Dive Brief:
- A nuclear watchdog group has obtained emails from Pacific Gas & Electric which they say show the utility had significant doubts about the ability of its Diablo Canyon nuclear plant to safely withstand a sizable earthquake.
- In a report submitted last year to state and federal regulators, PG&E concluded the plant "remains seismically safe and able to withstand the largest potential earthquakes in the region."
- But according to The Alliance For Nuclear Responsibility, internal emails show doubt about the report and how it would be communicated, including one calling the report a potential "blight" on the company.
Dive Insight:
Diablo Canyon is the last nuclear facility operating in California, and a watchdog group says it may not be as safe as owner PG&E would like the public to believe.
"These reports are in bad shape and will be a blight on PG&E if they go out as is," reads one email among about 2,400 obtained by The Alliance For Nuclear Responsibility.
PG&E completed a report — the California Central Coast Seismic Imaging Project — at the direction of state legislators, as well as the Nuclear Regulatory Commission, to show the facility was safe from seismic activity. In September of last year the utility issued a statement saying Diablo Canyon could withstand the largest possible earthquake in the region.

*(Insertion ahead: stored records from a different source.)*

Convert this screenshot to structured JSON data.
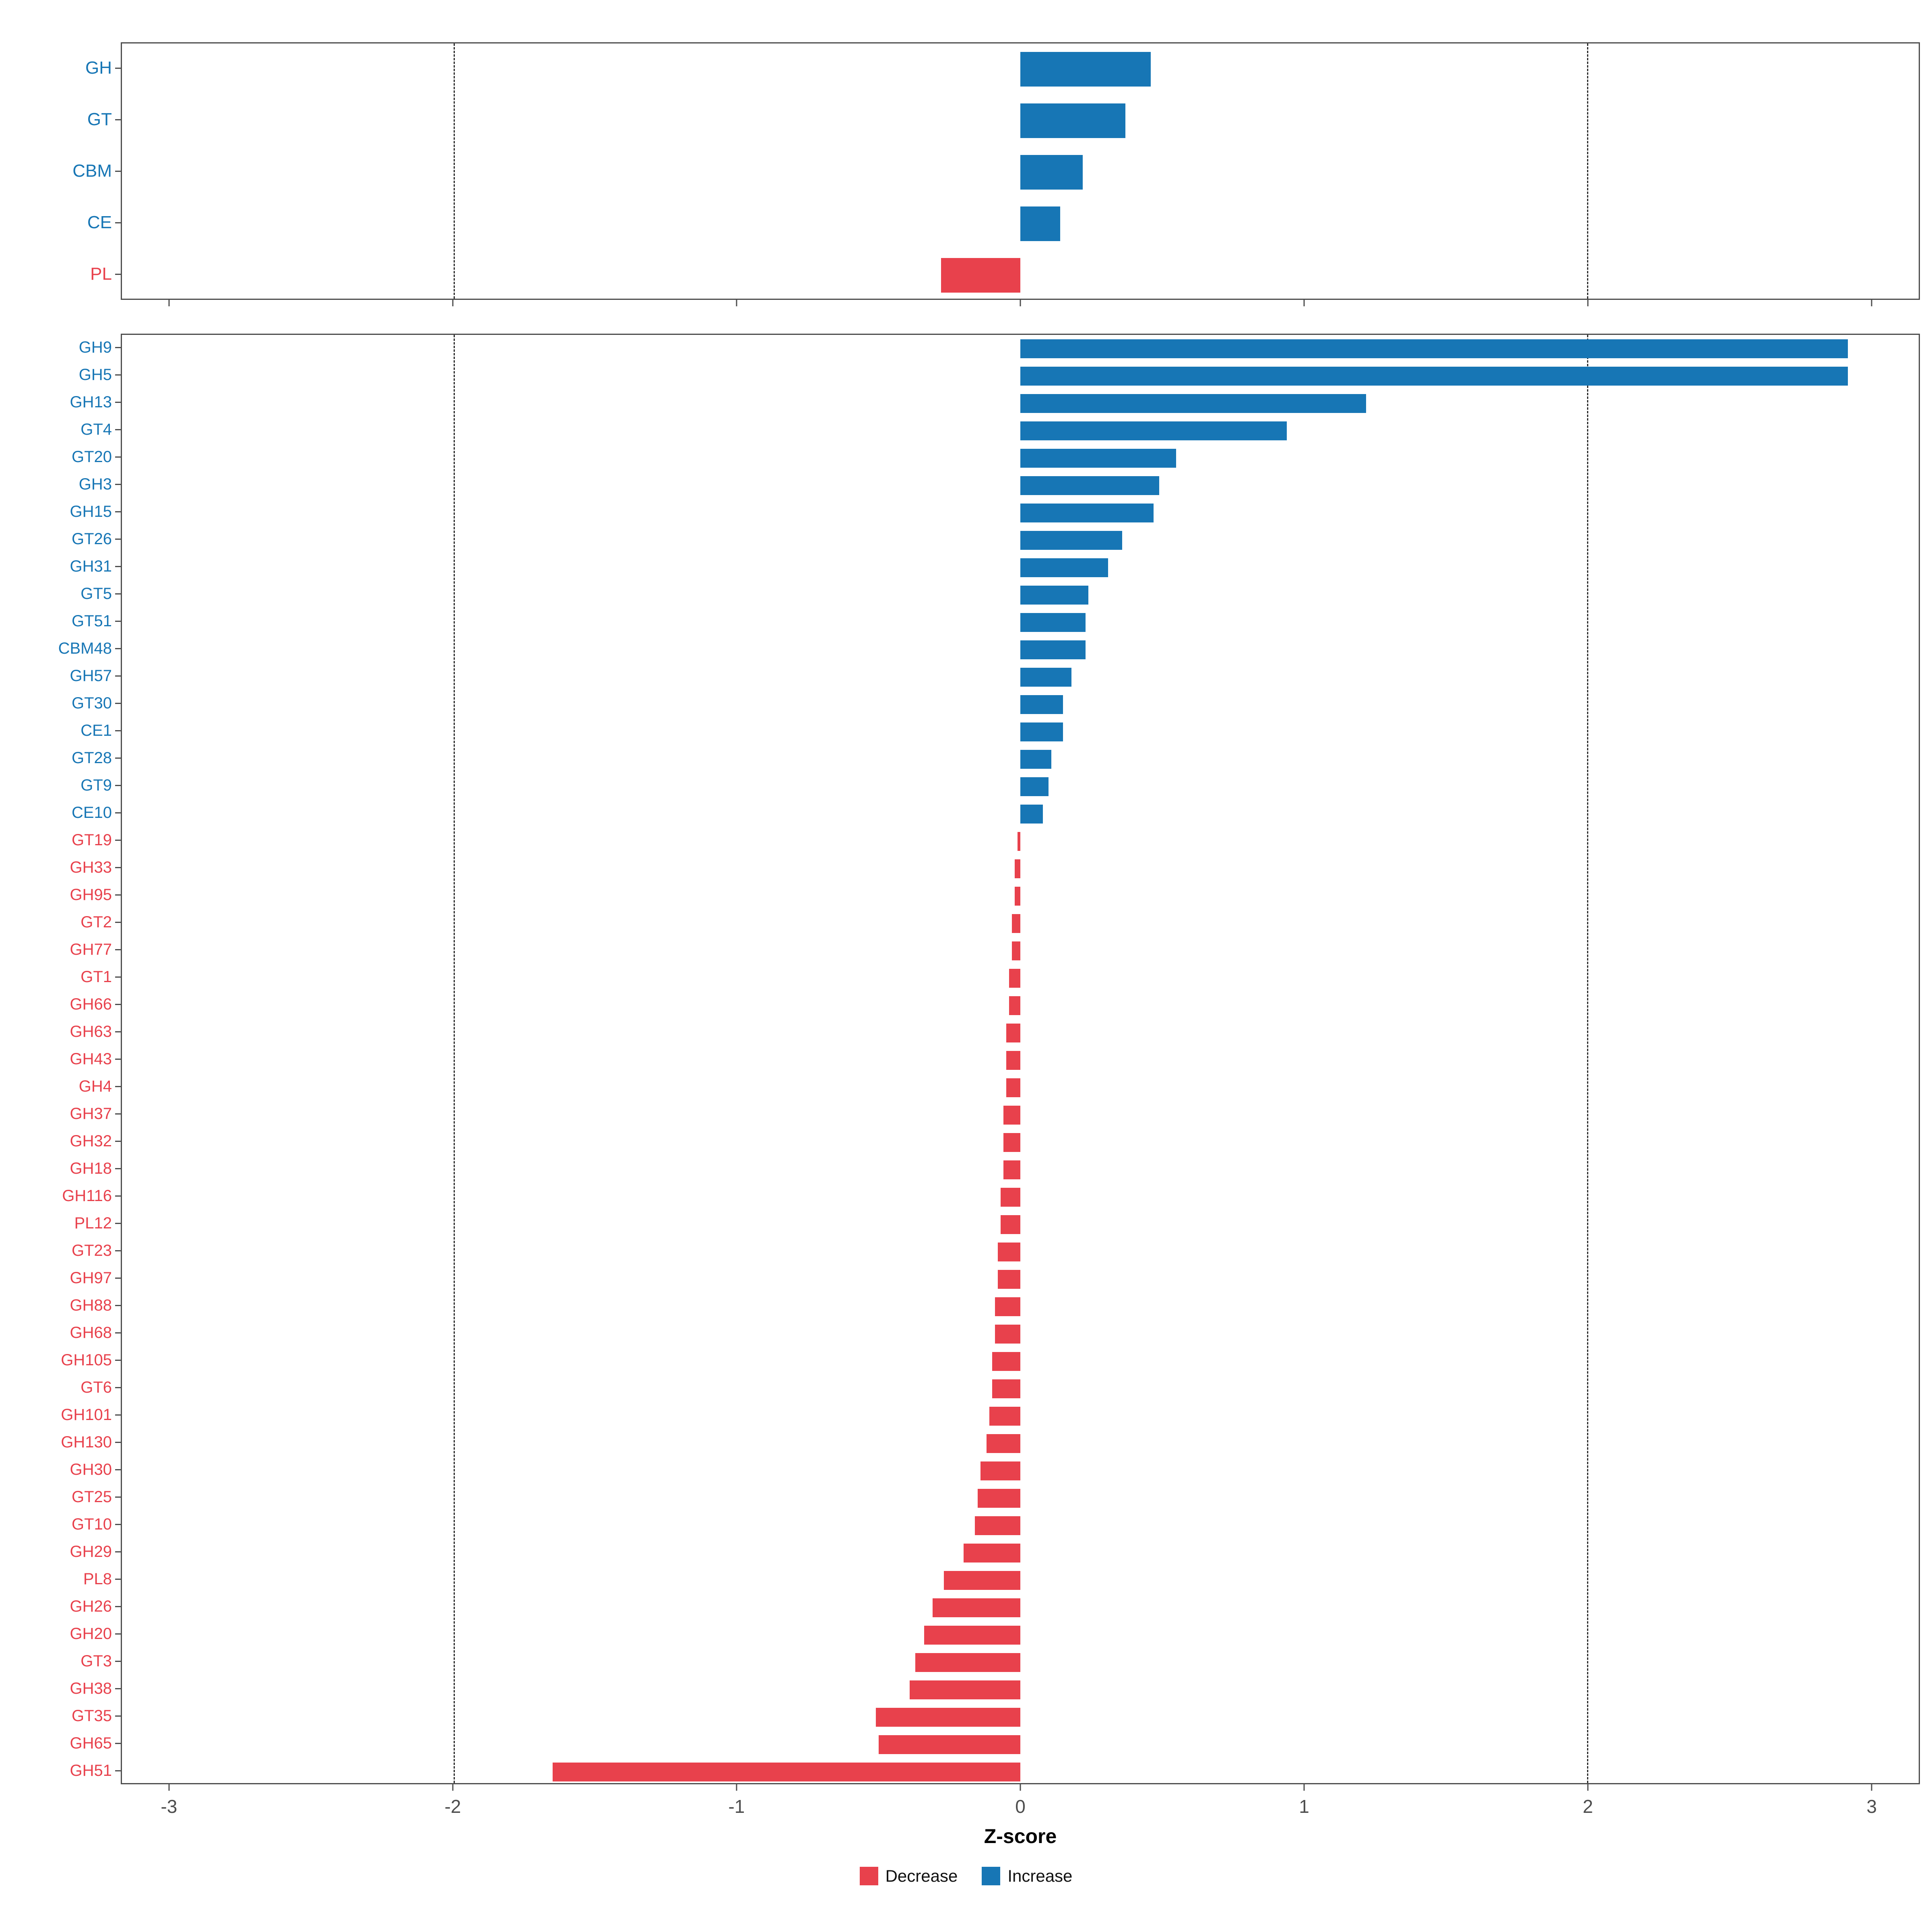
{
  "xlabel": "Z-score",
  "axis": {
    "min": -3.17,
    "max": 3.17,
    "ticks": [
      -3,
      -2,
      -1,
      0,
      1,
      2,
      3
    ],
    "tick_labels": [
      "-3",
      "-2",
      "-1",
      "0",
      "1",
      "2",
      "3"
    ],
    "dashed_lines": [
      -2,
      2
    ]
  },
  "colors": {
    "increase": "#1776b5",
    "decrease": "#e8414c",
    "axis_text": "#4d4d4d",
    "panel_border": "#4d4d4d"
  },
  "legend": {
    "items": [
      {
        "label": "Decrease",
        "type": "decrease"
      },
      {
        "label": "Increase",
        "type": "increase"
      }
    ]
  },
  "chart_data": [
    {
      "type": "bar",
      "orientation": "horizontal",
      "panel": "cazyme-classes",
      "x_range": [
        -3.17,
        3.17
      ],
      "xlabel": "Z-score",
      "grid": "dashed at -2 and 2",
      "categories": [
        "GH",
        "GT",
        "CBM",
        "CE",
        "PL"
      ],
      "values": [
        0.46,
        0.37,
        0.22,
        0.14,
        -0.28
      ]
    },
    {
      "type": "bar",
      "orientation": "horizontal",
      "panel": "cazyme-families",
      "x_range": [
        -3.17,
        3.17
      ],
      "xlabel": "Z-score",
      "grid": "dashed at -2 and 2",
      "categories": [
        "GH9",
        "GH5",
        "GH13",
        "GT4",
        "GT20",
        "GH3",
        "GH15",
        "GT26",
        "GH31",
        "GT5",
        "GT51",
        "CBM48",
        "GH57",
        "GT30",
        "CE1",
        "GT28",
        "GT9",
        "CE10",
        "GT19",
        "GH33",
        "GH95",
        "GT2",
        "GH77",
        "GT1",
        "GH66",
        "GH63",
        "GH43",
        "GH4",
        "GH37",
        "GH32",
        "GH18",
        "GH116",
        "PL12",
        "GT23",
        "GH97",
        "GH88",
        "GH68",
        "GH105",
        "GT6",
        "GH101",
        "GH130",
        "GH30",
        "GT25",
        "GT10",
        "GH29",
        "PL8",
        "GH26",
        "GH20",
        "GT3",
        "GH38",
        "GT35",
        "GH65",
        "GH51"
      ],
      "values": [
        2.92,
        2.92,
        1.22,
        0.94,
        0.55,
        0.49,
        0.47,
        0.36,
        0.31,
        0.24,
        0.23,
        0.23,
        0.18,
        0.15,
        0.15,
        0.11,
        0.1,
        0.08,
        -0.01,
        -0.02,
        -0.02,
        -0.03,
        -0.03,
        -0.04,
        -0.04,
        -0.05,
        -0.05,
        -0.05,
        -0.06,
        -0.06,
        -0.06,
        -0.07,
        -0.07,
        -0.08,
        -0.08,
        -0.09,
        -0.09,
        -0.1,
        -0.1,
        -0.11,
        -0.12,
        -0.14,
        -0.15,
        -0.16,
        -0.2,
        -0.27,
        -0.31,
        -0.34,
        -0.37,
        -0.39,
        -0.51,
        -0.5,
        -1.65
      ]
    }
  ]
}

"This research effort, utilizing the latest technologies, demonstrates Diablo Canyon continues to be seismically safe," Ed Halpin, senior vice president and chief nuclear officer at PG&E, said in a statement at the time. "These studies provide scientists and regulators an unprecedented scientific analysis of the seismic characteristics near Diablo Canyon."
But Halpin, in an email leading up to the report's publication, sounded less sure: "It seems the majority of the data has worsened and not improved," he wrote. "The optics look bad. If I was to color code the summary sheet and show all data in red that’s worse in regard to assumptions, it would not look good."
The utility issued a statement to New Times, saying the emails reflect scientific rigor rather than any attempt to deceive. "PG&E’s commitment was to provide an accurate and detailed analysis of the advanced seismic studies for regulators, scientists, and the public," it said.
Specifically to Halpin's email, the utility said: "The primary job of a chief nuclear officer is public safety. Ed Halpin was doing his job by challenging his team to explain how they concluded we were safer when optically, i.e. the summary page he was examining, showed some parameters worsening instead of improving. The answer, as he alluded to, was in the significance weighting of each parameter.”